= Asia Poker =

Casino table game

Asia Poker is a casino table game similar to Pai gow poker that is now popular in most casinos in Atlantic City, New Jersey. Players are dealt seven cards and divide their cards into three hands: a four-card hand (High), a two-card hand (Medium) and a one-card hand (Low). The four-card hand must be equal or greater in poker ranking than the two-card hand and the two-card hand must be equal or greater than the one-card hand. After all players have set their hand, the dealer sets the house's hand according to the "house way" and then compares each player's hand to the house's hand. If the house wins at least two out of three hands, the player loses. If the player wins at least two or out of three hands the player wins.

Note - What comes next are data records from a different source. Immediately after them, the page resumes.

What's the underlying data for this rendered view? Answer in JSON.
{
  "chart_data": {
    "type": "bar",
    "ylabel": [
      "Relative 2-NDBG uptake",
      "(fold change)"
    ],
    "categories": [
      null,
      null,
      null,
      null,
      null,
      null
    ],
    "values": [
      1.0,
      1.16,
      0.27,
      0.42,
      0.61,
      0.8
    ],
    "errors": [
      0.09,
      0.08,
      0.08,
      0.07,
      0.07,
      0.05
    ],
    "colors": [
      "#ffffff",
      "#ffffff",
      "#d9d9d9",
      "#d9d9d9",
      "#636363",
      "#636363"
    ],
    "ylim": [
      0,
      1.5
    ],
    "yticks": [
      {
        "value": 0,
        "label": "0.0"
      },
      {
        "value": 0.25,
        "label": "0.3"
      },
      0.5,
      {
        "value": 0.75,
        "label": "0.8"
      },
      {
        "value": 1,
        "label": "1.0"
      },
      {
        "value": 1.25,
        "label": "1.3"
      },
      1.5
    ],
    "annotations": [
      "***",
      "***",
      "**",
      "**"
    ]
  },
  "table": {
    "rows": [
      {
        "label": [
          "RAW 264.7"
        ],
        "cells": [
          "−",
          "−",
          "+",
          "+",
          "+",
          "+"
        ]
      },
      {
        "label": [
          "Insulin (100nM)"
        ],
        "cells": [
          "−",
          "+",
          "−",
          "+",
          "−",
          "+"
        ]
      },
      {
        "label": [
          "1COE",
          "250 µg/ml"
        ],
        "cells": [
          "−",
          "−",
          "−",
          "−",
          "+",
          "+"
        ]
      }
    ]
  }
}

Unlike Pai gow poker, the casino does not charge a 5% vigorish for winning wagers. Rather, the house edge comes from winning all "copy hands" (a player's hand that is identical to the house's hand). Also, unlike Pai gow poker there are no ties in this game; the player either wins or loses. The House edge is approximately 3%, based on the probability of the player having a losing copy hand.

In Asia Poker, a straight or flush can be played only in the four-card hand and they beat three-of-a-kind or worse. The best High hand is four-of-a-kind and the second best is a straight flush. The best Medium hand is two aces and the best Low hand is an ace.